The Russian artillery had to fire on their own palaces and towns in order to defeat the Germans (it broke their hearts to do so).
If it had not been for the foresight of the Russian people to hide what they could and to transport out of Leningrad and the surrounding areas as much of their historical treasures as was humanly possible, there would be nothing left today.
If it had not been for the courage and pride of the Russian people to go out everyday to clean up after the destruction, there would be nothing left today. Women, voluntarily, would walk the park grounds to find the mines - at least one died every day in the grounds of Pavlovsk.
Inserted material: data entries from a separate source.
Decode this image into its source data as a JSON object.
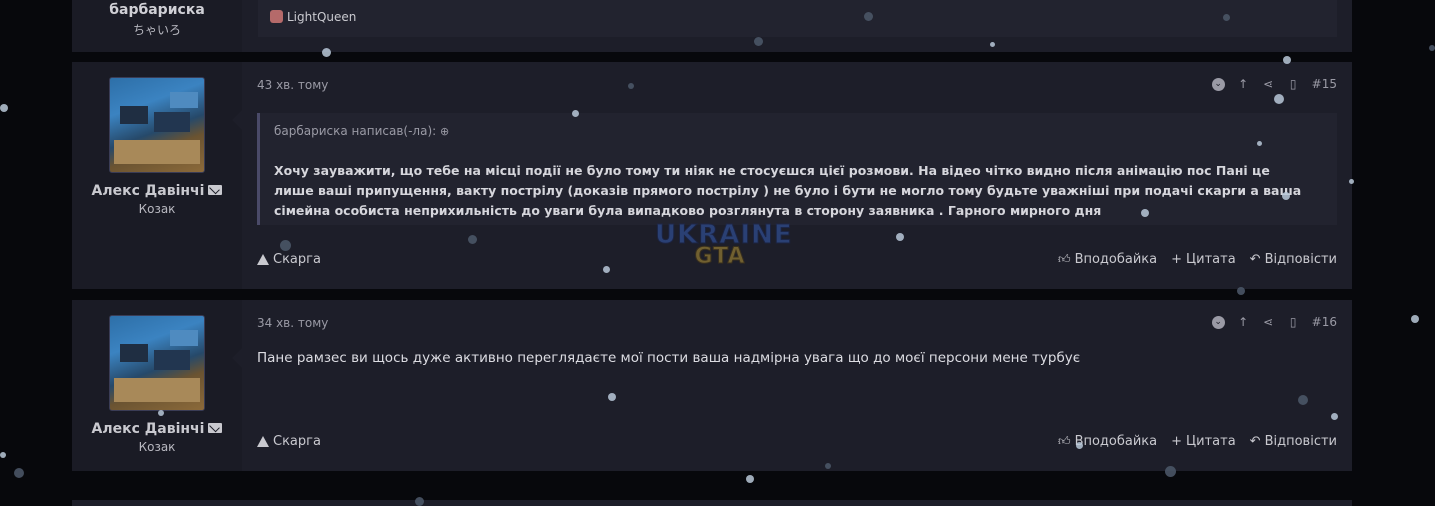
{
  "prev_post": {
    "username": "барбариска",
    "usertitle": "ちゃいろ",
    "reaction_user": "LightQueen"
  },
  "posts": [
    {
      "username": "Алекс Давінчі",
      "usertitle": "Козак",
      "time": "43 хв. тому",
      "number": "#15",
      "quote_author": "барбариска написав(-ла):",
      "quote_text": "Хочу зауважити, що тебе на місці події не було тому ти ніяк не стосуєшся цієї розмови. На відео чітко видно після анімацію пос Пані це лише ваші припущення, вакту пострілу (доказів прямого пострілу ) не було і бути не могло тому будьте уважніші при подачі скарги а ваша сімейна особиста неприхильність до уваги була випадково розглянута в сторону заявника . Гарного мирного дня",
      "report": "Скарга",
      "like": "Вподобайка",
      "quote": "Цитата",
      "reply": "Відповісти"
    },
    {
      "username": "Алекс Давінчі",
      "usertitle": "Козак",
      "time": "34 хв. тому",
      "number": "#16",
      "text": "Пане рамзес ви щось дуже активно переглядаєте мої пости ваша надмірна увага що до моєї персони мене турбує",
      "report": "Скарга",
      "like": "Вподобайка",
      "quote": "Цитата",
      "reply": "Відповісти"
    }
  ],
  "watermark": {
    "line1": "UKRAINE",
    "line2": "GTA"
  }
}
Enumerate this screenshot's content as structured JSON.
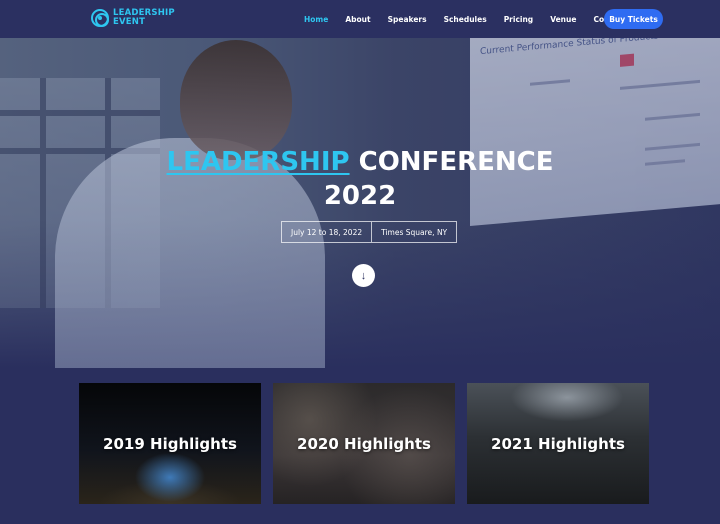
{
  "nav": {
    "logo_line1": "LEADERSHIP",
    "logo_line2": "EVENT",
    "items": [
      {
        "label": "Home",
        "active": true
      },
      {
        "label": "About"
      },
      {
        "label": "Speakers"
      },
      {
        "label": "Schedules"
      },
      {
        "label": "Pricing"
      },
      {
        "label": "Venue"
      },
      {
        "label": "Contact"
      }
    ],
    "cta_label": "Buy Tickets"
  },
  "hero": {
    "title_accent": "LEADERSHIP",
    "title_rest": "CONFERENCE",
    "title_year": "2022",
    "date": "July 12 to 18, 2022",
    "location": "Times Square, NY",
    "scroll_icon": "arrow-down-icon",
    "slide_text": "Current Performance Status of Products"
  },
  "highlights": [
    {
      "label": "2019 Highlights"
    },
    {
      "label": "2020 Highlights"
    },
    {
      "label": "2021 Highlights"
    }
  ],
  "colors": {
    "background": "#2a2f5e",
    "accent": "#2ec6f0",
    "button": "#2f6cf2"
  }
}
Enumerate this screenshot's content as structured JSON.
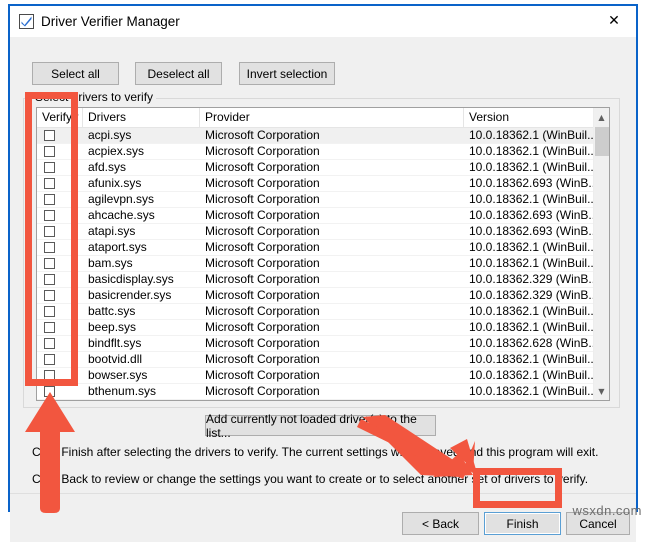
{
  "window": {
    "title": "Driver Verifier Manager",
    "icon": "checkbox-check-icon",
    "close_label": "✕",
    "border_color": "#0a63c9"
  },
  "toolbar": {
    "select_all": "Select all",
    "deselect_all": "Deselect all",
    "invert_selection": "Invert selection"
  },
  "group": {
    "label": "Select drivers to verify"
  },
  "list": {
    "columns": [
      "Verify?",
      "Drivers",
      "Provider",
      "Version"
    ],
    "scrollbar": {
      "up": "▲",
      "down": "▼"
    },
    "rows": [
      {
        "verify": false,
        "driver": "acpi.sys",
        "provider": "Microsoft Corporation",
        "version": "10.0.18362.1 (WinBuil..."
      },
      {
        "verify": false,
        "driver": "acpiex.sys",
        "provider": "Microsoft Corporation",
        "version": "10.0.18362.1 (WinBuil..."
      },
      {
        "verify": false,
        "driver": "afd.sys",
        "provider": "Microsoft Corporation",
        "version": "10.0.18362.1 (WinBuil..."
      },
      {
        "verify": false,
        "driver": "afunix.sys",
        "provider": "Microsoft Corporation",
        "version": "10.0.18362.693 (WinB..."
      },
      {
        "verify": false,
        "driver": "agilevpn.sys",
        "provider": "Microsoft Corporation",
        "version": "10.0.18362.1 (WinBuil..."
      },
      {
        "verify": false,
        "driver": "ahcache.sys",
        "provider": "Microsoft Corporation",
        "version": "10.0.18362.693 (WinB..."
      },
      {
        "verify": false,
        "driver": "atapi.sys",
        "provider": "Microsoft Corporation",
        "version": "10.0.18362.693 (WinB..."
      },
      {
        "verify": false,
        "driver": "ataport.sys",
        "provider": "Microsoft Corporation",
        "version": "10.0.18362.1 (WinBuil..."
      },
      {
        "verify": false,
        "driver": "bam.sys",
        "provider": "Microsoft Corporation",
        "version": "10.0.18362.1 (WinBuil..."
      },
      {
        "verify": false,
        "driver": "basicdisplay.sys",
        "provider": "Microsoft Corporation",
        "version": "10.0.18362.329 (WinB..."
      },
      {
        "verify": false,
        "driver": "basicrender.sys",
        "provider": "Microsoft Corporation",
        "version": "10.0.18362.329 (WinB..."
      },
      {
        "verify": false,
        "driver": "battc.sys",
        "provider": "Microsoft Corporation",
        "version": "10.0.18362.1 (WinBuil..."
      },
      {
        "verify": false,
        "driver": "beep.sys",
        "provider": "Microsoft Corporation",
        "version": "10.0.18362.1 (WinBuil..."
      },
      {
        "verify": false,
        "driver": "bindflt.sys",
        "provider": "Microsoft Corporation",
        "version": "10.0.18362.628 (WinB..."
      },
      {
        "verify": false,
        "driver": "bootvid.dll",
        "provider": "Microsoft Corporation",
        "version": "10.0.18362.1 (WinBuil..."
      },
      {
        "verify": false,
        "driver": "bowser.sys",
        "provider": "Microsoft Corporation",
        "version": "10.0.18362.1 (WinBuil..."
      },
      {
        "verify": false,
        "driver": "bthenum.sys",
        "provider": "Microsoft Corporation",
        "version": "10.0.18362.1 (WinBuil..."
      }
    ]
  },
  "add_driver": {
    "label": "Add currently not loaded driver(s) to the list..."
  },
  "instructions": {
    "line1": "Click Finish after selecting the drivers to verify. The current settings will be saved and this program will exit.",
    "line2": "Click Back to review or change the settings you want to create or to select another set of drivers to verify."
  },
  "footer": {
    "back": "< Back",
    "finish": "Finish",
    "cancel": "Cancel"
  },
  "annotations": {
    "color": "#f2563f",
    "highlight_verify_column": "rectangle",
    "highlight_finish_button": "rectangle",
    "arrow_up": "arrow-up-icon",
    "arrow_diagonal": "arrow-down-right-icon"
  },
  "watermark": {
    "text": "wsxdn.com"
  }
}
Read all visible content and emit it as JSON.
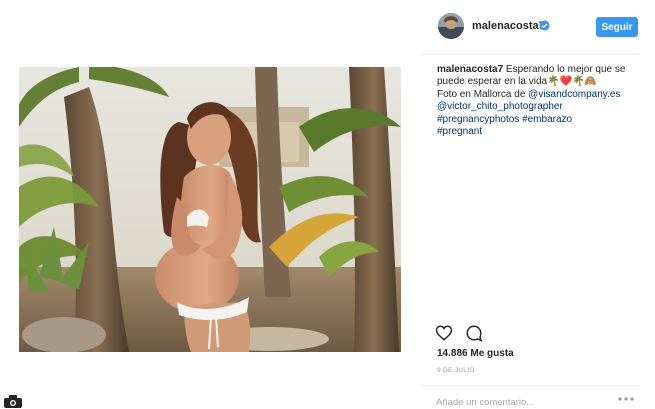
{
  "post": {
    "image_alt": "Foto en Mallorca",
    "header": {
      "username": "malenacosta7",
      "verified_icon": "verified-badge-icon",
      "follow_label": "Seguir"
    },
    "caption": {
      "username": "malenacosta7",
      "text_1": " Esperando lo mejor que se puede esperar en la vida🌴❤️🌴🙈",
      "text_2": "Foto en Mallorca de ",
      "mention_1": "@visandcompany.es",
      "mention_2": "@victor_chito_photographer",
      "hashtags_1": "#pregnancyphotos #embarazo",
      "hashtags_2": "#pregnant"
    },
    "actions": {
      "like_icon": "heart-icon",
      "comment_icon": "comment-icon"
    },
    "likes": "14.886 Me gusta",
    "date": "9 DE JULIO",
    "comment": {
      "placeholder": "Añade un comentario...",
      "more_icon": "more-options-icon"
    }
  },
  "page": {
    "camera_icon": "camera-icon"
  },
  "colors": {
    "accent": "#3897f0",
    "link": "#003569",
    "text": "#262626",
    "muted": "#999999",
    "border": "#efefef"
  }
}
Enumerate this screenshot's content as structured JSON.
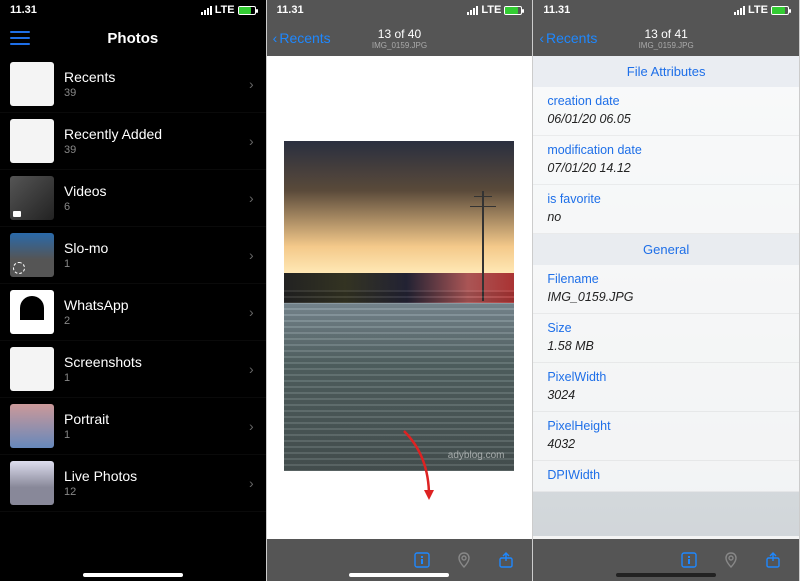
{
  "status": {
    "time": "11.31",
    "net": "LTE"
  },
  "p1": {
    "title": "Photos",
    "albums": [
      {
        "name": "Recents",
        "count": "39",
        "thumb": "white"
      },
      {
        "name": "Recently Added",
        "count": "39",
        "thumb": "white"
      },
      {
        "name": "Videos",
        "count": "6",
        "thumb": "video"
      },
      {
        "name": "Slo-mo",
        "count": "1",
        "thumb": "slomo"
      },
      {
        "name": "WhatsApp",
        "count": "2",
        "thumb": "wa"
      },
      {
        "name": "Screenshots",
        "count": "1",
        "thumb": "white"
      },
      {
        "name": "Portrait",
        "count": "1",
        "thumb": "portrait"
      },
      {
        "name": "Live Photos",
        "count": "12",
        "thumb": "live"
      }
    ]
  },
  "p2": {
    "back": "Recents",
    "counter": "13 of 40",
    "filename": "IMG_0159.JPG",
    "watermark": "adyblog.com"
  },
  "p3": {
    "back": "Recents",
    "counter": "13 of 41",
    "filename": "IMG_0159.JPG",
    "sections": {
      "file_attributes": {
        "header": "File Attributes",
        "creation_date_k": "creation date",
        "creation_date_v": "06/01/20 06.05",
        "modification_date_k": "modification date",
        "modification_date_v": "07/01/20 14.12",
        "is_favorite_k": "is favorite",
        "is_favorite_v": "no"
      },
      "general": {
        "header": "General",
        "filename_k": "Filename",
        "filename_v": "IMG_0159.JPG",
        "size_k": "Size",
        "size_v": "1.58 MB",
        "pixelwidth_k": "PixelWidth",
        "pixelwidth_v": "3024",
        "pixelheight_k": "PixelHeight",
        "pixelheight_v": "4032",
        "dpiwidth_k": "DPIWidth"
      }
    }
  }
}
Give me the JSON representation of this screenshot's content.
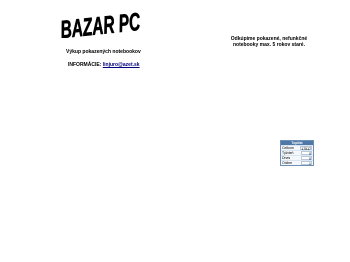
{
  "logo": {
    "text": "BAZAR PC",
    "color": "#000000"
  },
  "subtitle": "Výkup pokazených notebookov",
  "info": {
    "label": "INFORMÁCIE:",
    "email": "linjuro@azet.sk"
  },
  "notice": {
    "line1": "Odkúpime pokazené, nefunkčné",
    "line2": "notebooky max. 5 rokov staré."
  },
  "counter": {
    "title": "Toplist",
    "rows": [
      {
        "label": "Celkom",
        "value": "17517"
      },
      {
        "label": "Týždeň",
        "value": "0"
      },
      {
        "label": "Dnes",
        "value": "0"
      },
      {
        "label": "Online",
        "value": "1"
      }
    ],
    "accent": "#4d78a8"
  }
}
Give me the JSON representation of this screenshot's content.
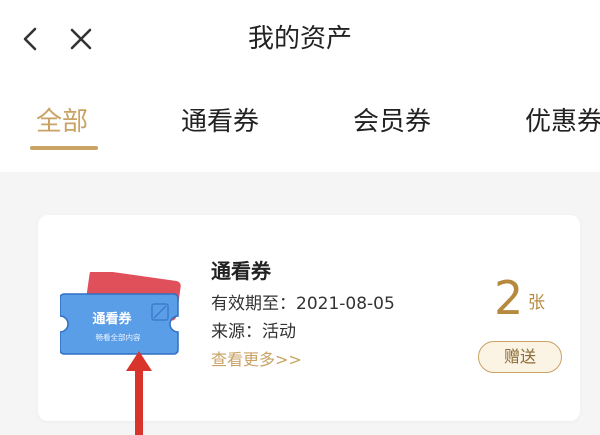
{
  "header": {
    "title": "我的资产",
    "back_icon": "chevron-left-icon",
    "close_icon": "close-icon"
  },
  "tabs": [
    {
      "label": "全部",
      "active": true
    },
    {
      "label": "通看券",
      "active": false
    },
    {
      "label": "会员券",
      "active": false
    },
    {
      "label": "优惠券",
      "active": false
    }
  ],
  "card": {
    "title": "通看券",
    "validity": "有效期至：2021-08-05",
    "source": "来源：活动",
    "view_more": "查看更多>>",
    "count": "2",
    "count_unit": "张",
    "gift_button": "赠送",
    "ticket_image": {
      "label": "通看券",
      "sublabel": "畅看全部内容"
    }
  },
  "colors": {
    "accent": "#c9a264",
    "count": "#b58a3e",
    "ticket_blue": "#5a9ee8",
    "ticket_red": "#e0505a",
    "annotation_arrow": "#d9342b"
  }
}
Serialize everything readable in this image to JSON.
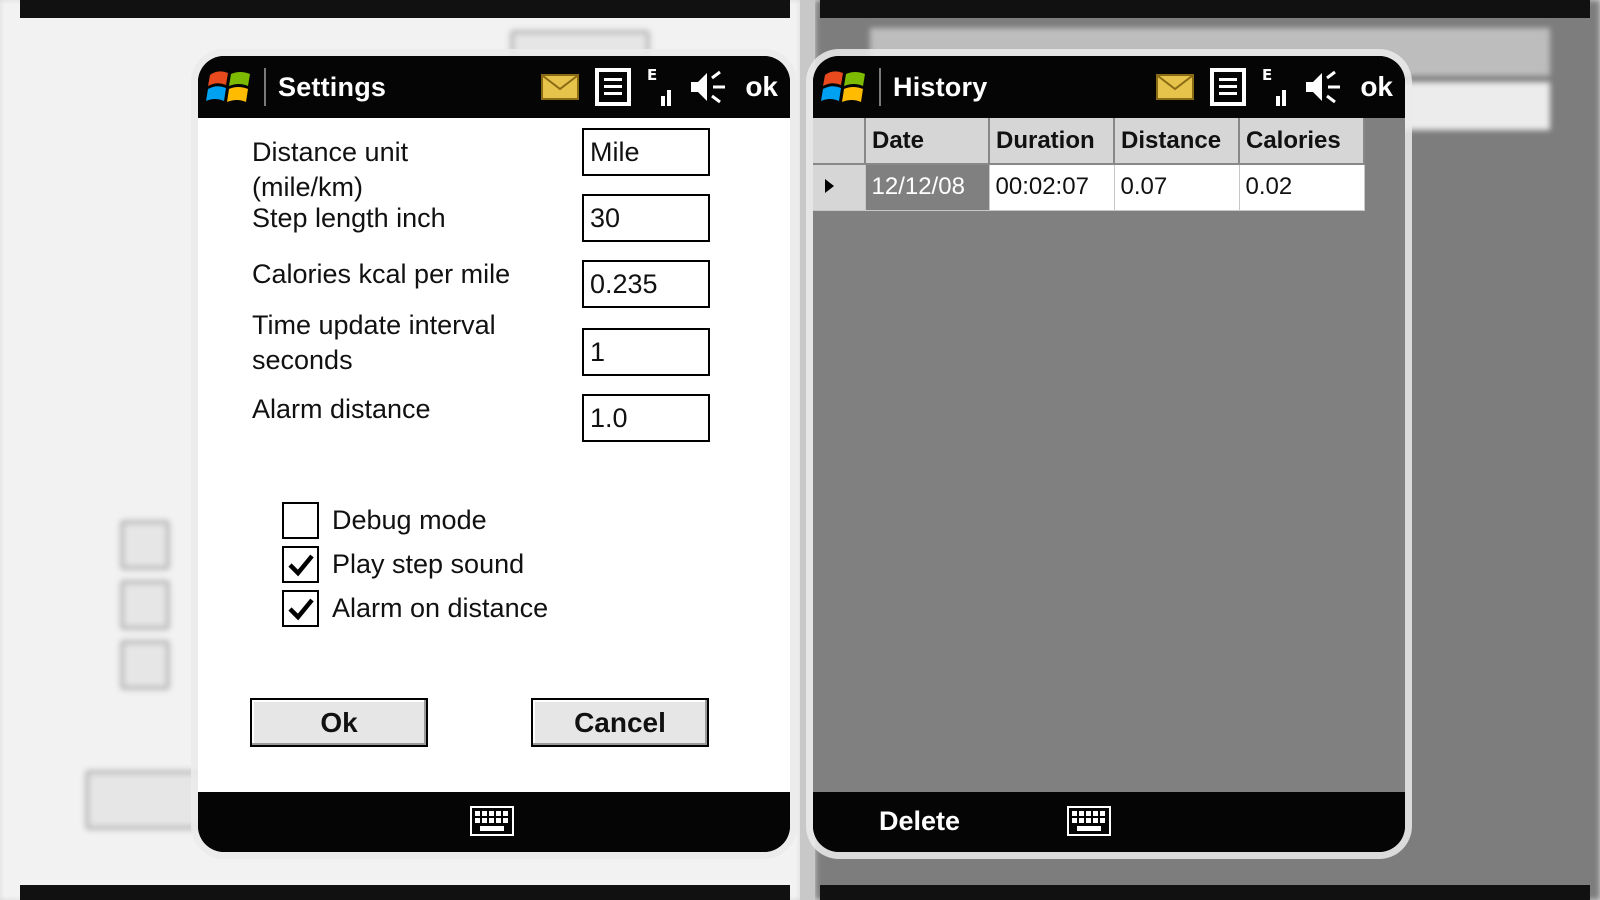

And they cleared rubble from the Catherine Palace, the AP, Peterhof, Pavlovsk and many more every day for years saving anything that could be restored and anything that could be used as an example to create a new copy.
If it had not been for the many many Russian people who learned the restoration techniques of the old masters and then dedicated their whole lives to the painstakingly restoration work, there would be nothing left today.
A very good book to read is "Saving The Tsars' Palaces" by Christopher Morgan and Irina Orlova, 2005.
My heroes are Anna Zelenova and Anatoli Kuchumov but there are thousands more, even today.